Cravings

Craving is not only a criteria/symptom of Substance Used Disorder, it is a common experience amongst human beings. In fact, according to PubMed, more than 90% of people experience food cravings.

Sometimes these cravings are how our body is attempting to communicate with us that we are lacking in vitamins and nutrients. We may feel driven to eat chocolate because we are in need of magnesium. We may find ourselves seeking salty foods because our body needs Chloride or Silicon. We may pursue fatty or oily foods because our body seeks more calcium. We may crave bread-like foods because our bodies need Nitrogen.

We may also crave specific foods because they light up our brains like a Christmas Tree! A food craving can be an intense and uncontrollable desire for a specific food. It may seem like NOTHING else will satisfy that “hunger” until the food is consumed. This is sometimes referred to as “psychological starving”.

DID YOU KNOW:

1. Cravings/urges are natural and a common experience amongst all humans (YES! Even NORMIES!). Understanding cravings can help you to overcome them. They are not a sign of failure. Instead, try to learn from them about what your craving “triggers” are.

2. Cravings are often the result of long-term use/habituation and can continue long after quitting. So, people with a heavier/longer history of use may experience stronger urges.

3. Craving can be triggered by: people, places, things, feeling, situations, or anything else that has been associated with using in the past. Think “high fail environments” or “high-risk factors”

4. Craving is like the waves at the beach. Every wave of craving starts off small and builds up to its highest point, and then it will break and flow away. Each individual craving rarely lasts beyond a few minutes.

5. Cravings will only lose their power if they are NOT reinforced by using. We do NOT want to continue to “Wire and Fire” together with the same neural pathways! Each time you do something different (other than use_ in response to a craving, the craving will lose its power. A new neural pathway is starting to be formed. The peak of the craving wave will become smaller, and the waves will be further apart. This process is known as extinction.

6. Craving only gets stronger if you give in and “feed” them. That is, cravings are like a stray dog– if you keep feeding it, it will keep coming back.

7. Abstinence is the best way to ensure the most rapid and complete extinction of cravings.

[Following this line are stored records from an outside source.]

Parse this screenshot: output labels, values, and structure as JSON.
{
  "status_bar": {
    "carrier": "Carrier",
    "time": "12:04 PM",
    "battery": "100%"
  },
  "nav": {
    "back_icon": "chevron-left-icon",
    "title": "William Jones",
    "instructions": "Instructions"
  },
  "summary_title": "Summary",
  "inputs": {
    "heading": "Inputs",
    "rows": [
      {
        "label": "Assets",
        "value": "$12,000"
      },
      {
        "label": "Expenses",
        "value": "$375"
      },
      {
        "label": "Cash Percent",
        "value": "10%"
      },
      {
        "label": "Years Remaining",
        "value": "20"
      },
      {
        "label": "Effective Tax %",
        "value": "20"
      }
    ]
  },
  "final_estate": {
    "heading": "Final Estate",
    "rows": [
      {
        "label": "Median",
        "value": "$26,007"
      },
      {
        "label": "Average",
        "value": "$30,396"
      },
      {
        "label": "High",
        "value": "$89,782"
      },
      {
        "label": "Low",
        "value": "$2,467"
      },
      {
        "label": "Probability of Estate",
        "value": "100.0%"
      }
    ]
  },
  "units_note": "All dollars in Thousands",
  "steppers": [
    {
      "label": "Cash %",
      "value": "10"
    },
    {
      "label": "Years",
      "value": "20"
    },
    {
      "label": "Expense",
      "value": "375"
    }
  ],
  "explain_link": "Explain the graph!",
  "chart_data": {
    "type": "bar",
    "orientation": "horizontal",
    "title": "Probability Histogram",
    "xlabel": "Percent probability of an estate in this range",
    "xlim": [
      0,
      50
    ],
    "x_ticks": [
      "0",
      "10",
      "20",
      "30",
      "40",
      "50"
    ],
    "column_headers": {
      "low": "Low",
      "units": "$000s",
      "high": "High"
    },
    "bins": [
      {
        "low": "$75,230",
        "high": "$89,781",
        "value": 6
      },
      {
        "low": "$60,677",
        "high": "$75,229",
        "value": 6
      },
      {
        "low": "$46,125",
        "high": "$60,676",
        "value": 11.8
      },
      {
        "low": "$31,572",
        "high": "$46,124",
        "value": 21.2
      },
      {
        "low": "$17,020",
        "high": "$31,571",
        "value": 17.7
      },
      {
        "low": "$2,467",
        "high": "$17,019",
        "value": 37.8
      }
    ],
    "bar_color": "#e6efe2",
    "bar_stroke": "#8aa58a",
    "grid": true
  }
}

8. Cravings are most intense early on your recovery journey. However, you may continue to experience cravings the first few months and sometimes even years after quitting.

9. Each craving will not always be less intense than the previous one. Sometimes, particularly in response to stress and certain triggers, the peak of a craving can return to the maximum strength but will decline when the stress subsides.

Craving Management Techniques

1. Identify the cues or triggers that have set up the cravings. Have you just had a fight with your significant other or a friend/other loved one? Are you staying up late watching too much news? Spending too much time on social media? Perhaps you sat at the table and watched your family devour birthday cake and ice cream?

2. Identify what role the food plays in your life; what are you expecting the food to do for you? Challenge these beliefs. Is this real? What actually happens if I play the tape through? How will I feel physically in my body? What emotions will I have after I eat these things?

3. When dealing with emotional triggers, ask yourself what emotions or stressors you are experiencing? What are some other ways you could deal with/manage the emotions?

4. Make notes and put them all over your house and your car to remind yourself of why you quit drinking/using in the first place. Visual representations of your WHY can be very helpful!

5. Practice distraction until the craving has gone. Do something to engage your thinking, your attention, your body, so that you give the craving a chance to pass. Puzzles, reading, coloring/painting, screaming into a pillow, taking a shower, calling a friend, teaching your dog a new trick - are all acceptable examples of distracting yourself.

6. Challenge unhelpful thinking that adds to the craving. Identify the thoughts that you are having that make it ok to eat the foods that are lighting up your brain like a Christmas Tree. Challenge each thought as it comes up. These unhelpful thoughts are lies and defenses that make it ok to abandon ourselves and engage in self-destructive behavior(s).

7. Call on others for help. Call someone in OA, SCAA, etc., someone in your family that supports your recovery, or your sponsor and talk to them about cravings and why you wanted to get food sober in the first place.

8. Use your spirituality to resist cravings. Use prayer, meditation, reciting the Serenity Prayer, or making a gratitude list for what you have already received in recovery.

9. Use thought-stopping techniques, like visualizing a stop sign, and saying "stop!", replacing romantic memories of the food with the truth of your current situation, or using grounding exercises, such as observing the objects around you (i.e., 3 things I see, hear, touch).

NEXT STEPS

Practice, practice, practice! Keep practicing and find your herd. We all need support and it is way more fun and a heck of a lot easier to walk this path with others in a similar situation to us. We need to see others who have what we want and figure out how to get it for ourselves!